Тут Элзевир, опасаясь, как бы я что-то еще не выболтал, торопливо воскликнул:

– Ну уж нет, сэр! Мы к вам пришли не играть в вопросы с ответами. Коли интересуетесь, ваша милость, тем, что мы вам предложили, так назовите цену, а на длинные про себя истории у нас времени нет. Мы английские моряки. Камень приобретен честным образом. – И он потеребил пальцами бриллиант на столе, словно напоминая торговцу, кто драгоценностью этой владеет.

– Не кипятитесь, не кипятитесь, – примиряюще проговорил тот. – Камень, конечно же, приобретен честно. Но если бы вы мне сказали, откуда именно он у вас взялся, я, вероятно бы, смог обойтись без нескольких утомительных тестов, к которым вынужден буду сейчас прибегнуть.

С этими словами он отворил шкаф, находившийся посреди панелей, откуда извлек маленькие весы, несколько кристаллов, черный камень и бутылку, наполненную зеленой жидкостью, после чего, аккуратно взяв из пальцев Элзевира бриллиант, с которым тот расстался весьма неохотно, принялся его взвешивать, сперва воспользовавшись в качестве противовеса черным камнем, а затем крохотными бронзовыми гирьками. Я, стоя спиной к окну, наблюдал за стариком, освещенным красным закатным светом. Взвесив бриллиант, он потер его о черный камень, капнул на него жидкостью из бутылки, и чем дальше заходил в своих исследованиях, тем сильнее с его лица стирались эмоции и удивление, уступая место холодной застылости коварно-расчетливого торговца.

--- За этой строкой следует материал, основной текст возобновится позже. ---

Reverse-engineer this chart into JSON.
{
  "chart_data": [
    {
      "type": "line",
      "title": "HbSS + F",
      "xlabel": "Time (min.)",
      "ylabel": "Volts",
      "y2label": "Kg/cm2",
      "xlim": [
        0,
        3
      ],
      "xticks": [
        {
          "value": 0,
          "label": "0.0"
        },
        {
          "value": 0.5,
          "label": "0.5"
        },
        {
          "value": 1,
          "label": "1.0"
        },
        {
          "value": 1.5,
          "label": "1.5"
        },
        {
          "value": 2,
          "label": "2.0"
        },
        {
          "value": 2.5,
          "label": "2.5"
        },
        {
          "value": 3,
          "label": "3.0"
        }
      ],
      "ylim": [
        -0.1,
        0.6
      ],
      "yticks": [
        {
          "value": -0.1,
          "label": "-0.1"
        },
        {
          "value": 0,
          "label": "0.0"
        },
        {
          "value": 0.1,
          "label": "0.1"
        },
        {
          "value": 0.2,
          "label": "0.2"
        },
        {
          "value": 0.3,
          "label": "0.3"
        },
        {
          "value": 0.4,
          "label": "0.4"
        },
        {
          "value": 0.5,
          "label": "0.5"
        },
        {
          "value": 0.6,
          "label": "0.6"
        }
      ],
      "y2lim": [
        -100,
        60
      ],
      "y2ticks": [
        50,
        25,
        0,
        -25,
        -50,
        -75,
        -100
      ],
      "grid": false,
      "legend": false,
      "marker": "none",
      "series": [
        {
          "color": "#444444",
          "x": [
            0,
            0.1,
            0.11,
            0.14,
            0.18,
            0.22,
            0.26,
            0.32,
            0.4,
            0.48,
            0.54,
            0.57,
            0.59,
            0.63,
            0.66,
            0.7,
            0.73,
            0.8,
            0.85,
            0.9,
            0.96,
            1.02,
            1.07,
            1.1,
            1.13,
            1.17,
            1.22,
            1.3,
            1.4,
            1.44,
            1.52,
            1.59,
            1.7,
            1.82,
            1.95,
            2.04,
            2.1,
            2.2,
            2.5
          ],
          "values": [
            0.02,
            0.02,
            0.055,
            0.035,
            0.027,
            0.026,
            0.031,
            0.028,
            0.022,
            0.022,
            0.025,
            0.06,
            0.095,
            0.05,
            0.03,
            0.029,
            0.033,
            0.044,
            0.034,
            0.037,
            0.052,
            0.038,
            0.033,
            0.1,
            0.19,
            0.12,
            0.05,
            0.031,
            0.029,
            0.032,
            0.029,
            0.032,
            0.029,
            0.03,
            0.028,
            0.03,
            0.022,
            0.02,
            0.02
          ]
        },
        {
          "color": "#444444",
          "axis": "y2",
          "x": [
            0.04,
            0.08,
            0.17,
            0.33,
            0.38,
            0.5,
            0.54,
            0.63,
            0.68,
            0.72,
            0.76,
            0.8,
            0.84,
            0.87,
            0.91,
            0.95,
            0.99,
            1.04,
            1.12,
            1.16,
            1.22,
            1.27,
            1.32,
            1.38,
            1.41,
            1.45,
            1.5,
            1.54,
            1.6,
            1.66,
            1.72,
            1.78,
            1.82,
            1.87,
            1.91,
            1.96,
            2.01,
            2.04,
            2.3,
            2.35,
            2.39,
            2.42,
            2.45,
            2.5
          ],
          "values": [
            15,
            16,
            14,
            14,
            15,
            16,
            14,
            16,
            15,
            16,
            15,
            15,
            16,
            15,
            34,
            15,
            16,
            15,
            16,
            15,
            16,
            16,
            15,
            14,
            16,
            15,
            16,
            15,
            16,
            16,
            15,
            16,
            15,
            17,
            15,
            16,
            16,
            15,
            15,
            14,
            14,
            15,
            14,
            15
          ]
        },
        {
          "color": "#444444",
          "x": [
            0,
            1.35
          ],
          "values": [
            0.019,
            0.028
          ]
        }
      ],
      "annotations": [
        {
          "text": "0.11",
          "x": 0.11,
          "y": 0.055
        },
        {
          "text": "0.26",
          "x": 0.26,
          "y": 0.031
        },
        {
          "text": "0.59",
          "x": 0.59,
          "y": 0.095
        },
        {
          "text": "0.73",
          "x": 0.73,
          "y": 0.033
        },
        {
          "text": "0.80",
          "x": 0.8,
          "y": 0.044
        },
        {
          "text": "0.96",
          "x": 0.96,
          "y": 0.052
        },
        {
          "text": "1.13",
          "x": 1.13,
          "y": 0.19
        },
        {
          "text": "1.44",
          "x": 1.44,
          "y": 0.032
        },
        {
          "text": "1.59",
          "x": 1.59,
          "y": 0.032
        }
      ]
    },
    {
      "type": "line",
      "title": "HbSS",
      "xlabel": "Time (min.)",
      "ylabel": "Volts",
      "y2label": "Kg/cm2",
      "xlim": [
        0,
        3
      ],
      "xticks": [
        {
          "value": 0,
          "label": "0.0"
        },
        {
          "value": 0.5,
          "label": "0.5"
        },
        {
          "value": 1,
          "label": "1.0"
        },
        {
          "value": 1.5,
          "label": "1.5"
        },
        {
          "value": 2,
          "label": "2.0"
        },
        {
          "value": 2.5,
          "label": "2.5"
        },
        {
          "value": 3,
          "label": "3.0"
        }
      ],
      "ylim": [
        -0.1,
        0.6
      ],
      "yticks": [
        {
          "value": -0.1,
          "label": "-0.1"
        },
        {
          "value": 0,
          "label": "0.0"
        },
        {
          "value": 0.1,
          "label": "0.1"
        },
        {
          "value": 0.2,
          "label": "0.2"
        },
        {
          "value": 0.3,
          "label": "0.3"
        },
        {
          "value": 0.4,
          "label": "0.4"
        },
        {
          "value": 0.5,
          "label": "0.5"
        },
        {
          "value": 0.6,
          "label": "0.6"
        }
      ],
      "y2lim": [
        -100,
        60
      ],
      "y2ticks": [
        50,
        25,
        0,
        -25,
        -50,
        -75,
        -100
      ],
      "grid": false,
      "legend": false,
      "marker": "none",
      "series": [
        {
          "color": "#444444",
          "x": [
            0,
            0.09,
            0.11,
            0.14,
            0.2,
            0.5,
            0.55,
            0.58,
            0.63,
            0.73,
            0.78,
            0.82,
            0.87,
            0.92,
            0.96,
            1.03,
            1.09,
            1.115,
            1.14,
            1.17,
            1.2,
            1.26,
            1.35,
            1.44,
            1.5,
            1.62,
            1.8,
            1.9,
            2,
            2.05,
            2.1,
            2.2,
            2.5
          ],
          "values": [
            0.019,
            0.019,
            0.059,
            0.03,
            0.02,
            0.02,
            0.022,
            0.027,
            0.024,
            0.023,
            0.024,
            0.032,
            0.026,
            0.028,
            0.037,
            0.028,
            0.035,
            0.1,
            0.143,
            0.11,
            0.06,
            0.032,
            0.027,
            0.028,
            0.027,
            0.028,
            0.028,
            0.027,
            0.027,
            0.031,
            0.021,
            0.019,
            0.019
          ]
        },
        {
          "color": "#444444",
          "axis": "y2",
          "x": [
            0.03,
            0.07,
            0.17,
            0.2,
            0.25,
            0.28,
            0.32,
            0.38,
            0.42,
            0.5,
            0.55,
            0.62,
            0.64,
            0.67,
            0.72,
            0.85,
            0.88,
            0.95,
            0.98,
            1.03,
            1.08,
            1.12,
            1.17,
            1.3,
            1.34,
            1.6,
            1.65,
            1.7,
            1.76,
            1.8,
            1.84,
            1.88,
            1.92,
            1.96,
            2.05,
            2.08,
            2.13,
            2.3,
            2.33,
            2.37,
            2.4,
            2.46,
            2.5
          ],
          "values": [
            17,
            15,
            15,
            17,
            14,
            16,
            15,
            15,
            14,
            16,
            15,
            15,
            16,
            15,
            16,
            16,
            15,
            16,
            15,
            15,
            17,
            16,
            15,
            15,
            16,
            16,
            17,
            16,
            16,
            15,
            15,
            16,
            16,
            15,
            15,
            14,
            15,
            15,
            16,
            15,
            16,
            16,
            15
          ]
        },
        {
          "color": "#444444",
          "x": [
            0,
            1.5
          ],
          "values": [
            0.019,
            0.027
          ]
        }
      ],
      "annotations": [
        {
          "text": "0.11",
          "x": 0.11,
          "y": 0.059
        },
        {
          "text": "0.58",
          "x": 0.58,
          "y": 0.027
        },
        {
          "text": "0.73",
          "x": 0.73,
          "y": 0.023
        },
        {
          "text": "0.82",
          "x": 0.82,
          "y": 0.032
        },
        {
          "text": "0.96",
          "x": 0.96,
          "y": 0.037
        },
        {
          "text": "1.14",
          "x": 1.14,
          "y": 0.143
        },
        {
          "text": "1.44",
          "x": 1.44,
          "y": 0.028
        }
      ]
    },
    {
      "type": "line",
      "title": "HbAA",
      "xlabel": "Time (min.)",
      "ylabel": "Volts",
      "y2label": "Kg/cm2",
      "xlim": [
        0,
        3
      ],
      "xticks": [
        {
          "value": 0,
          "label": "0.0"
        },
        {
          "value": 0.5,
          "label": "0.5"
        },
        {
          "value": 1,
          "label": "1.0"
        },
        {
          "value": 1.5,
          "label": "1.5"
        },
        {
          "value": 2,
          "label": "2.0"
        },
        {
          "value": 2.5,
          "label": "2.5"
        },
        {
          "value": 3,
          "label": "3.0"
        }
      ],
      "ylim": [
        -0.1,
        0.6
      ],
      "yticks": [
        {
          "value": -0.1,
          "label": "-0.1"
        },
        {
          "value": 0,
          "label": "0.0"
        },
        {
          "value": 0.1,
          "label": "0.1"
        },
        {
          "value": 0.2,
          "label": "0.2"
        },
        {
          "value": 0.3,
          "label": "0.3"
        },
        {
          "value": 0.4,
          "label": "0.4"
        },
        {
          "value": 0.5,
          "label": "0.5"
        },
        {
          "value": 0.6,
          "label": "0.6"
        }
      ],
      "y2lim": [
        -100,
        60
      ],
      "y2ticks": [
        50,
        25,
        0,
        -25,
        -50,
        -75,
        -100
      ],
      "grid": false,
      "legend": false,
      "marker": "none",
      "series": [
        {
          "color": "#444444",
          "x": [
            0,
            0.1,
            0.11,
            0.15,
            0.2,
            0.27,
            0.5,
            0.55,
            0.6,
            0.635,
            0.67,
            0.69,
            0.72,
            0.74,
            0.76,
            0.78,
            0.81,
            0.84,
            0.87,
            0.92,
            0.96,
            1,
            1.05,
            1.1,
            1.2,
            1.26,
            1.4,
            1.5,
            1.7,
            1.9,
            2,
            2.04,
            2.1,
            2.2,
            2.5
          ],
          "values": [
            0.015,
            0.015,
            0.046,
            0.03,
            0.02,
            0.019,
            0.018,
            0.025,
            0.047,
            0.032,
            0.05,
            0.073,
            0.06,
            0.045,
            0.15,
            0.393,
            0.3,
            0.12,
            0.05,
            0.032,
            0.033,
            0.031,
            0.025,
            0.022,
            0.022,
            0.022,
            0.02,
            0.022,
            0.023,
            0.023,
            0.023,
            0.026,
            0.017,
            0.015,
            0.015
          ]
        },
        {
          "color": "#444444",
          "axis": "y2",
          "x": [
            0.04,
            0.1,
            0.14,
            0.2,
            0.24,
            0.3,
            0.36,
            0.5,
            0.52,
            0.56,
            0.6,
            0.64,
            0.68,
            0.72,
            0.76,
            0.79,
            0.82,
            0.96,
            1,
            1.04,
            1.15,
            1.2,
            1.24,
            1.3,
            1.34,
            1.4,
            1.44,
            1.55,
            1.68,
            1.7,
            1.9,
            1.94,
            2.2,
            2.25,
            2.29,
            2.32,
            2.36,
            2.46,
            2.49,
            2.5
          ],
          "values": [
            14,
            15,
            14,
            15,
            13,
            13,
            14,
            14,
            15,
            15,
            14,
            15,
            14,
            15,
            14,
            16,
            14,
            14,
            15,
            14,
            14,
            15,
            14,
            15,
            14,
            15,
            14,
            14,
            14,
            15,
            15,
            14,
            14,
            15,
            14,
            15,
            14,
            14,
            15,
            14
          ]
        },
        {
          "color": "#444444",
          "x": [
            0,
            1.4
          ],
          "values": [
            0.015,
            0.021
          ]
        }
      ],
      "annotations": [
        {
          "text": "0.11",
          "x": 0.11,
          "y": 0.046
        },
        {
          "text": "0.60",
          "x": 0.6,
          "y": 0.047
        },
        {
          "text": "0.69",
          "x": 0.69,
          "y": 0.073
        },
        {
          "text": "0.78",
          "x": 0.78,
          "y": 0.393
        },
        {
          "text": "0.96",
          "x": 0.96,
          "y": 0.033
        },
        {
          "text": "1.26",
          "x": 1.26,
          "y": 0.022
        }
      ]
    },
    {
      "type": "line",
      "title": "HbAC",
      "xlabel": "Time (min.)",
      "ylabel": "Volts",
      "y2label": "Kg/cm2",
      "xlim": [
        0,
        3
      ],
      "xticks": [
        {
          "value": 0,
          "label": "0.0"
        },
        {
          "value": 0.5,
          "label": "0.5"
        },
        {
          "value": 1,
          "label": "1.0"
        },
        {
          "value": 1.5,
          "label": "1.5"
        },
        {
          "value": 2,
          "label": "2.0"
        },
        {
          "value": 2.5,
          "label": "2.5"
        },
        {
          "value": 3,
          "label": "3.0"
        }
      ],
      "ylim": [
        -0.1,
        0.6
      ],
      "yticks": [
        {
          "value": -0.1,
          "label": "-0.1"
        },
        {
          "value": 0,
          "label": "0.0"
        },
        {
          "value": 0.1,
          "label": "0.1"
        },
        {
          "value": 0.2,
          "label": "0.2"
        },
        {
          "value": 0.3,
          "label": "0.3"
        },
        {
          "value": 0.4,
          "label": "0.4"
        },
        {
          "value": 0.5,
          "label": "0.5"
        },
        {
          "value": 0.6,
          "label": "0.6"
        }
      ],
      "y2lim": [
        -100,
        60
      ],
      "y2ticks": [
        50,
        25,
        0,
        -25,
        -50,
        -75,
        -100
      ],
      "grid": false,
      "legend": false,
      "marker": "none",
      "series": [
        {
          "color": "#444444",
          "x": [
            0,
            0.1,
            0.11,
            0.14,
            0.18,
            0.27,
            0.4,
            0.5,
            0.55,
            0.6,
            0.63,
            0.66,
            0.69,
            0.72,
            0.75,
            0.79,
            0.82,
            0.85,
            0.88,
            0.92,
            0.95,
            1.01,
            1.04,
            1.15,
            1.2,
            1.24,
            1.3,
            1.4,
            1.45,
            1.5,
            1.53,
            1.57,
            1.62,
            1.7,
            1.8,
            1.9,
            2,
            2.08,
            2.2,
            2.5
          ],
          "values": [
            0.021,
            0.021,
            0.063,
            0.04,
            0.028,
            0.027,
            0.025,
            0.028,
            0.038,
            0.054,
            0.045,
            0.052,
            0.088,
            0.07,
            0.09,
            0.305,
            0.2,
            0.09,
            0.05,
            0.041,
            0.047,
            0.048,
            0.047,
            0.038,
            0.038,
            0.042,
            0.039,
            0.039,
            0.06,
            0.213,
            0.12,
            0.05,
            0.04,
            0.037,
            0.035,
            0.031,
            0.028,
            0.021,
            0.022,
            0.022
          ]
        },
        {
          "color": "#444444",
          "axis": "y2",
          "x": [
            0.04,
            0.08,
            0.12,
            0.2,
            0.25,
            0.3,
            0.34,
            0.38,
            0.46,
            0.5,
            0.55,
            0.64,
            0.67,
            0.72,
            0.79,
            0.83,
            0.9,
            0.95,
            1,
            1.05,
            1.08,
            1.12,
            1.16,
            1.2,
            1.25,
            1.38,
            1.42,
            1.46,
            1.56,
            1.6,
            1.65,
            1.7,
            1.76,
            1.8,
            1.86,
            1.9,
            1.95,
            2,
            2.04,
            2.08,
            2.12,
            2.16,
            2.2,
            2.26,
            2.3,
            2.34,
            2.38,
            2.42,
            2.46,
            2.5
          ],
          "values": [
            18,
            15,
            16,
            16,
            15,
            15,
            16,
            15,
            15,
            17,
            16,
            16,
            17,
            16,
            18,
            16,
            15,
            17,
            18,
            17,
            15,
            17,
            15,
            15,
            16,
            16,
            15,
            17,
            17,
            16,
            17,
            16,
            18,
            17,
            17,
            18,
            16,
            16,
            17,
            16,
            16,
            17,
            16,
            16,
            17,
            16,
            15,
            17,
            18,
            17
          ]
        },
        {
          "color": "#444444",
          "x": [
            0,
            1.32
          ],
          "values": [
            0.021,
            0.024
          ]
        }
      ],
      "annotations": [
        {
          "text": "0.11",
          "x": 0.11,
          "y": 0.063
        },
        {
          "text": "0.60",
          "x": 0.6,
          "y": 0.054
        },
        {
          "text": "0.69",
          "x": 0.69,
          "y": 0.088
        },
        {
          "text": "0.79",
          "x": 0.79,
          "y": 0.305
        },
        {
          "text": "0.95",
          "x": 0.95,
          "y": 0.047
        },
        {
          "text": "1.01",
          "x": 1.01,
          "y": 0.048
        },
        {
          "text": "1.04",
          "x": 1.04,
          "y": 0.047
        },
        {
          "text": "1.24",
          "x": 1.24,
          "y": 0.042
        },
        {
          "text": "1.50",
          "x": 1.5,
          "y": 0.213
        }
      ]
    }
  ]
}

Я следил за его манипуляциями с камнем, ожидая, когда он произнесет хоть слово. Пульс мой яростно бился, колени подкашивались, наконец напряжение мое достигло стадии лихорадки. Стоять неподвижно стало невмочь. Я отвернулся к окну. Мы с Элзевиром были очень близки к решающему моменту. Из пересохших губ старика в любую секунду мог прозвучать вердикт, из которого нам станет ясно, стоило ли ради этого камня едва не лишиться жизни, или наши надежды, с ним связанные, зиждились не на твердой почве, а на зыбучем песке.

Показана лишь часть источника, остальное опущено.